Pourquoi la programmation d'ouverture compte plus que l'anniversaire lui-même ?
Resident Advisor aurait pu fêter ses 25 ans de la manière la plus simple : booker un nom de sa génération fondatrice, vendre ça comme des retrouvailles, et refermer le dossier. Au lieu de ça, la première date RA25, le 25 septembre à l'Outernet Live de Londres, s'articule autour du live de Blawan, des sets DJ de Mala et d'AliA, et d'un show audiovisuel live signé Bitter Babe avec l'artiste visuel Koch.a, qui y présente une pièce commandée spécialement pour l'occasion. Cette programmation, révélée le 4 août, trois semaines après l'annonce de la tournée elle-même, ressemble à une prise de position : la fête des 25 ans de RA est pensée comme une affiche underground d'actualité, pas comme une vitrine nostalgique. La date londonienne se tient en partenariat avec AVA Festival, connu justement pour marier programmations club et commandes visuelles, un ton qui colle à ce que RA vise pour cette première soirée.
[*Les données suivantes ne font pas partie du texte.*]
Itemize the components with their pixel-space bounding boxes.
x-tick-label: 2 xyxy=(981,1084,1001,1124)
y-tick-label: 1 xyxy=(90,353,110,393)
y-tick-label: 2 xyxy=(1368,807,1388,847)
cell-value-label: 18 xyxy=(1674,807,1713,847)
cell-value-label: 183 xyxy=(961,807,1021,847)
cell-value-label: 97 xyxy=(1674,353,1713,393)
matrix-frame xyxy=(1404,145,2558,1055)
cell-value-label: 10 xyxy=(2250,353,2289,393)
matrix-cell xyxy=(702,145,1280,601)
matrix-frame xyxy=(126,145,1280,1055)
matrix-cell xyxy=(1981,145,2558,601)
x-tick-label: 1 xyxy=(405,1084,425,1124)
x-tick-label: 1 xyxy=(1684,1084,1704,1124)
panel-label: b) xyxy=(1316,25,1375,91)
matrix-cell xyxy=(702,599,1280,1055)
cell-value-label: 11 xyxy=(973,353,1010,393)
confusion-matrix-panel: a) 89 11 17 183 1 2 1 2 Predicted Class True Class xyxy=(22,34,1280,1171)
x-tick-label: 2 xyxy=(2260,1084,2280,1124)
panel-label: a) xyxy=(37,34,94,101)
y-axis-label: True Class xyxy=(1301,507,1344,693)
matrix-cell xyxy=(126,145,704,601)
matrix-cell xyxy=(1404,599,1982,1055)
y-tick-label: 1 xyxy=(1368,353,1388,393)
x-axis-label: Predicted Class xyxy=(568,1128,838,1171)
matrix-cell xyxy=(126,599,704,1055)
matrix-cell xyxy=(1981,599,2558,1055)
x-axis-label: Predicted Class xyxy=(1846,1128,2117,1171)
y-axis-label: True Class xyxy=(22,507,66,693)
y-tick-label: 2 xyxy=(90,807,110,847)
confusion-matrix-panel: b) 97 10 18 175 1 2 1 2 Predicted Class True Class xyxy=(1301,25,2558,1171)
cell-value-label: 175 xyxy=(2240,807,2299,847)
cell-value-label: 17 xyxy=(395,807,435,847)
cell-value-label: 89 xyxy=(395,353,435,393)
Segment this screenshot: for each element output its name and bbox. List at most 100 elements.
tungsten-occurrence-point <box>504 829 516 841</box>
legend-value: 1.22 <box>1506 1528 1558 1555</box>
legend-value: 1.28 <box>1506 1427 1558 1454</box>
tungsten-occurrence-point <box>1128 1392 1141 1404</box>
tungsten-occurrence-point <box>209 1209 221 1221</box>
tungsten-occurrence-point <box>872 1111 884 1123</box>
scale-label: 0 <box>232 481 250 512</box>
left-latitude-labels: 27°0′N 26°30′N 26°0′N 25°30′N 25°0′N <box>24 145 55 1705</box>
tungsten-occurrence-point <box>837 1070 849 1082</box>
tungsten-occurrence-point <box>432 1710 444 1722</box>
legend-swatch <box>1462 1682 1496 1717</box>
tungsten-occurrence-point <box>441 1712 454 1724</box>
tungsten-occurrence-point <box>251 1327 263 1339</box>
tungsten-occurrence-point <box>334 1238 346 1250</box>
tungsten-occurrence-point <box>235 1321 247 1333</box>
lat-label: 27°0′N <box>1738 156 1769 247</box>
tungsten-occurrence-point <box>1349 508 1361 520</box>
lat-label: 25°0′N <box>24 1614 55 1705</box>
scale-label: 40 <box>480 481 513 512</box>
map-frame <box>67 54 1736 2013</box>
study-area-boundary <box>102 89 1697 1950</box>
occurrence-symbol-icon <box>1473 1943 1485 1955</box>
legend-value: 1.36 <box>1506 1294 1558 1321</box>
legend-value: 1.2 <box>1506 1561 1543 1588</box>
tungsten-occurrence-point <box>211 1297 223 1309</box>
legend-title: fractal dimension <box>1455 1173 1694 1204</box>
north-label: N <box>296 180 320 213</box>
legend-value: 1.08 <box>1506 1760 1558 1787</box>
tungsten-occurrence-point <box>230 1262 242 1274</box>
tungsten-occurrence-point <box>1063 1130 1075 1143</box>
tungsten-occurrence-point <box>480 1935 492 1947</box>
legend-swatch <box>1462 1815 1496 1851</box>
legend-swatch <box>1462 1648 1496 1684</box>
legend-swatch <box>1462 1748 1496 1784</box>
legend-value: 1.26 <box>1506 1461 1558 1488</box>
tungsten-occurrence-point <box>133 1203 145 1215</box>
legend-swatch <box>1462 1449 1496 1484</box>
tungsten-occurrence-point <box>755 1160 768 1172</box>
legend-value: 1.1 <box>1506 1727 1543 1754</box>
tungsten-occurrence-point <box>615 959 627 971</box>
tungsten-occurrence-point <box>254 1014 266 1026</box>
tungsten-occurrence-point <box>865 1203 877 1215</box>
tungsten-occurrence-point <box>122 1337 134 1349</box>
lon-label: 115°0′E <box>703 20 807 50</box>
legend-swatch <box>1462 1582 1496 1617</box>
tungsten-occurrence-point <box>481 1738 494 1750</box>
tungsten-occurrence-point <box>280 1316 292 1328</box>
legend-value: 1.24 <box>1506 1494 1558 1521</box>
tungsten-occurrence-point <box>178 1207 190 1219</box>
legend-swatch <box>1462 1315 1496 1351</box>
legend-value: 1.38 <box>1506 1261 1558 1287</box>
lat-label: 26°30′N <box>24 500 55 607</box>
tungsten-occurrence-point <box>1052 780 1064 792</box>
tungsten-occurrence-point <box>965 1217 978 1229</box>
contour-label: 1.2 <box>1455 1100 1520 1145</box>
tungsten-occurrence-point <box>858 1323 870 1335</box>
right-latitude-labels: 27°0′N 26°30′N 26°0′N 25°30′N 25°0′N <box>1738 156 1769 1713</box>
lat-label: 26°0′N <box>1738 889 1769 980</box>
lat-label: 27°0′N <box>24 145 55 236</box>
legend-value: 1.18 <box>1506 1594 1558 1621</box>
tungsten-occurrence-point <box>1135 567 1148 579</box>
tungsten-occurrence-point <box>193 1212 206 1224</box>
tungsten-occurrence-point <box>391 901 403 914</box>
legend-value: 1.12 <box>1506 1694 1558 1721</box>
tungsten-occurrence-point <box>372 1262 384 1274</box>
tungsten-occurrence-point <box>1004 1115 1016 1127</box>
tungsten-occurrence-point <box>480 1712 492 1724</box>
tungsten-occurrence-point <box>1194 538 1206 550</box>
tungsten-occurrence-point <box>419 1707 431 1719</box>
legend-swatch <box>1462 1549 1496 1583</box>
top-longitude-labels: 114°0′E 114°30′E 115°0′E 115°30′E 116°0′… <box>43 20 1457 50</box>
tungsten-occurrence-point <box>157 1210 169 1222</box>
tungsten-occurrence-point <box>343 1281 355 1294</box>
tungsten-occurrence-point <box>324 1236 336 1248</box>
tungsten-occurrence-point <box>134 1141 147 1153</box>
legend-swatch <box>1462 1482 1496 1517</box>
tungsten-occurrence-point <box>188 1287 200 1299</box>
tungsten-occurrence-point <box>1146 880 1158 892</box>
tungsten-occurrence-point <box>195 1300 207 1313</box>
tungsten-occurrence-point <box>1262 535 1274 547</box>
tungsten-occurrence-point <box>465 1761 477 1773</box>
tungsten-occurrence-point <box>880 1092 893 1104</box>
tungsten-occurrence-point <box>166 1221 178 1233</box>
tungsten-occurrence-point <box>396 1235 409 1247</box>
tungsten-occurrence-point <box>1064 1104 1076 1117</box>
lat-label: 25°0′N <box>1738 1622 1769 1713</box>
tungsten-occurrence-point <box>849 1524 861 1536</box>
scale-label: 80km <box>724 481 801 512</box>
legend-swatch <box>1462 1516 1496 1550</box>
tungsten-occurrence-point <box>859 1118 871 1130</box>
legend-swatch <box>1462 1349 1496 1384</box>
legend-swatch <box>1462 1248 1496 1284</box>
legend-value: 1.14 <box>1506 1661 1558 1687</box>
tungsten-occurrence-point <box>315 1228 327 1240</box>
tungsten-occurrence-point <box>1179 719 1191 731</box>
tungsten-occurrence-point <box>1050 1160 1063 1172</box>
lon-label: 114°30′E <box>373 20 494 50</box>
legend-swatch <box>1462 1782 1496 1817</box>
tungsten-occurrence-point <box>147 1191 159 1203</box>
À quoi ressemble le reste de la tournée dans les dix villes ?
Après Londres, la tournée passe par Tokyo (3 octobre), Taipei (8 octobre) et New York (9 octobre), puis Mexico (17 octobre). Amsterdam accueille une date gratuite le 22 octobre, calée sur l'ADE. Suivent Dublin (7 novembre) et Paris (12 novembre). L'étape berlinoise, le 21 novembre, est la soirée la plus ambitieuse de toute la tournée : une prise de contrôle qui s'étend sur le Tresor, le Globus et l'OHM, trois des adresses techno les plus historiques de la ville, réunies sous une seule programmation. La tournée se termine le 5 décembre à Sydney, au Club 77.
Que fait RA d'autre pour marquer ses 25 ans ?
En parallèle des concerts, RA publie « Front Left: 25 Years of Electronic Music From the Future », un livre en édition limitée chez Velocity Press, accompagné de produits dérivés et d'un projet éditorial revenant sur ses propres archives. Le livre et la tournée sont pensés comme une seule et même campagne plutôt que comme deux gestes anniversaires distincts, et la programmation londonienne donne le premier vrai signal de la couleur que RA veut donner à cette campagne : underground, portée par le live, précise, loin d'une tournée nostalgique.
La soirée londonienne associe le set DJ d'un vétéran de l'ère dubstep à la première d'une œuvre A/V commandée à un artiste que la majeure partie du public dance n'a jamais entendu. Ce n'est pas un oubli, c'est un choix assumé.